MedCity Influencers, Devices & Diagnostics

A More Predictive and Preventive Cardiothoracic Imaging Interpretation Model to Avoid Delayed Diagnoses

The current imaging interpretation model undoubtedly has reached its breaking point due to increasing volumes and fewer radiologists. The time is now to solve this systemic imaging interpretation issue.

Radiology is the gateway to finding, assessing, and reporting the course of many diseases. Today radiologists are being asked to quickly and accurately interpret an exploding volume of chest CT and X-ray images. Yet they are using the standard background-impaired imaging interpretation model that includes the interfering normal structures within the chest, like bones and vessels, and machine noise, which can compromise accurate and efficient diagnoses. To think about this another way, this means a radiologist is looking at a “haystack” in the chest and trying to determine—as fast as possible—if there is a needle in it, where it is, and if the needle is growing.

This goal of reducing imaging interpretation turnaround times can impact patient care but also physician wellness. For some healthcare organizations, completing imaging interpretation as quickly as possible can take precedence over meals and resting the eyes and mind, which may result in decreased diagnostic accuracy and increased patient risk.

This is compounded by the critical shortage of diagnostic radiologists globally. With 53% of radiologists being over age 55 and imaging procedures increasing by 78% in 10 years, there is a widening gap between supply and demand. It’s part of the reason radiologists are suffering burnout at all-time highs.

Unfortunately, this issue extends well beyond the walls of the Radiology department; it threatens the current healthcare model as imaging is central to nearly all fields of Medicine and Surgery. Deleterious downstream ramifications include increased risk of liability, poor patient outcomes, increased cost of care, and reduced patient satisfaction.

These factors are collectively creating a crisis for both patients and radiologists that must be addressed—now. That is why strategically-oriented healthcare systems are shifting from today’s volume-driven imaging interpretation model to a more predictive, proactive, and preventative one that removes the variables compromising accurate and efficient cardiothoracic diagnoses.

The need for certainty of search

The chest is an extremely complex area for imaging interpretation. Finding the needle in the haystack is not easy. Consider that the standard background-impaired imaging interpretation model radiologists use today has significant limitations created by the complex anatomy of the chest. Surrounding structures can conceal disease, making it more difficult to precisely characterize and leading to suboptimal patient care pathways. Radiologists can find it difficult to be sure that a nodule is cancerous or if it is even there because of the impaired view.

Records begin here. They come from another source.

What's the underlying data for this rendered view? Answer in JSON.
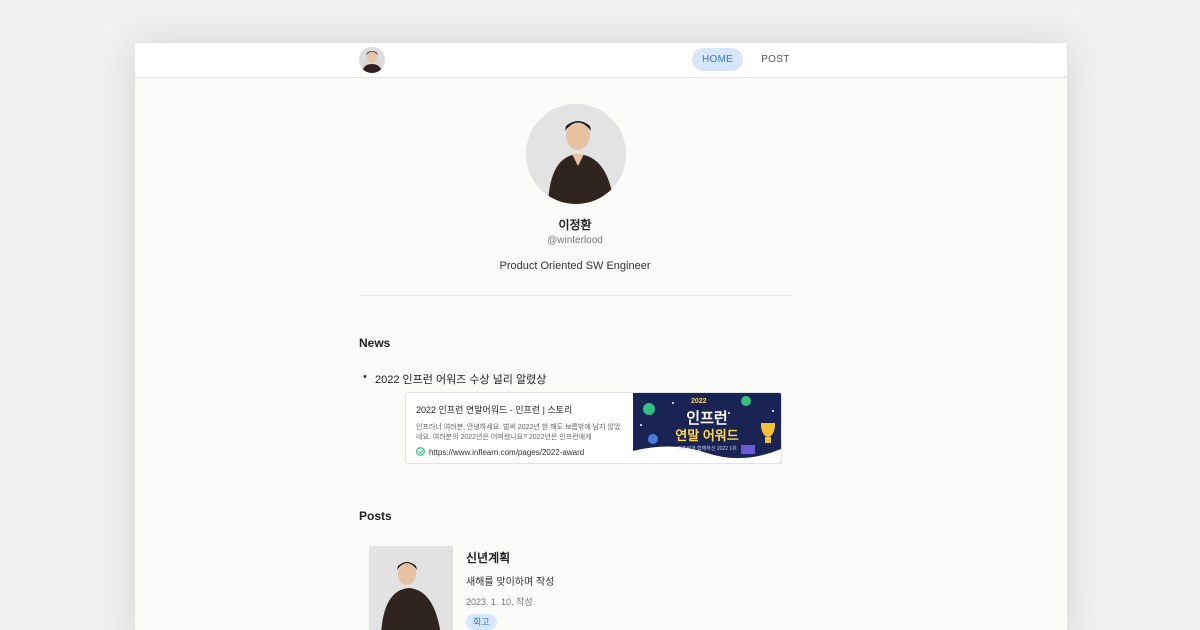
{
  "nav": {
    "items": [
      {
        "label": "HOME",
        "active": true
      },
      {
        "label": "POST",
        "active": false
      }
    ],
    "accent_color": "#d7e7fb"
  },
  "profile": {
    "name": "이정환",
    "handle": "@winterlood",
    "bio": "Product Oriented SW Engineer"
  },
  "news": {
    "heading": "News",
    "item": "2022 인프런 어워즈 수상 널리 알렸상",
    "bookmark": {
      "title": "2022 인프런 연말어워드 - 인프런 | 스토리",
      "description": "인프러너 여러분, 안녕하세요. 벌써 2022년 한 해도 보름밖에 남지 않았네요. 여러분의 2022년은 어떠셨나요? 2022년은 인프런에게",
      "url": "https://www.inflearn.com/pages/2022-award",
      "image": {
        "year": "2022",
        "line1": "인프런",
        "line2": "연말 어워드",
        "line3": "인프런과 함께하신 2022 1위"
      }
    }
  },
  "posts": {
    "heading": "Posts",
    "items": [
      {
        "title": "신년계획",
        "subtitle": "새해를 맞이하며 작성",
        "date": "2023. 1. 10. 작성",
        "tag": "회고"
      }
    ]
  }
}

Radiologists know that working with standard background impaired X-ray of CT scans, coupled with the exploding volume and complexity of imaging interpretation, is unsustainable. There is an unquestionable need for more certainty of search in visualizing and interpreting images.

Most radiology technology innovation is around triaging imaging reading, but the most valuable advancement may be to just remove the “hay” in the chest with the help of suppression technology.

Suppression technology uses machine learning to remove the variables compromising diagnoses and creates an unimpaired view of the chest. It enables radiologists to precisely detect, characterize, and report findings to improve cardiothoracic diagnostic accuracy and advance earlier detection.

Consider that imaging interpretation with computer-aided detection of lung nodules on CT with a computerized pulmonary vessel suppression function makes a clear difference by reducing missed nodules by 29% and lessening nodule search time by 26%.

Suppression technology yields higher fidelity measurements to ensure optimal treatment plans. It makes it easier to rule out diseases and move on with confidence. It also reduces inter-reader variability and supports holistic analysis and detection of incidental findings.

A clear future for radiology

The current imaging interpretation model undoubtedly has reached its breaking point due to increasing volumes and fewer radiologists. The time is now to solve this systemic imaging interpretation issue.

Patient risk, radiologist burnout, and litigation risk must be minimized to safely increase imaging interpretation loads and gain greater efficiency and accuracy for every read.

The fastest and easiest way to address the challenge is by offering radiologists an unimpaired view of the chest so they can focus on the actionable data in chest imaging.

Being able to find that needle in the haystack with suppression technology is a win for radiologists, patients, health systems, and payers.

Photo: athima tongloom, Getty Images

Dr. Chung is Professor of Radiology, Chief, Section of Thoracic Radiology, and Chief Quality Officer at the University of Chicago Medicine. He specializes in cardiopulmonary imaging and analyzes and interprets chest radiographs and CT scans for thoracic diseases. He also has expertise in interstitial lung disease, occupational lung disease, nontuberculous mycobacterial pneumonia, and diseases of the large and small airways. He has authored more than 180 peer-reviewed articles that have been published in scientific journals and co-authored five book chapters and five books that focus on chest diagnostics.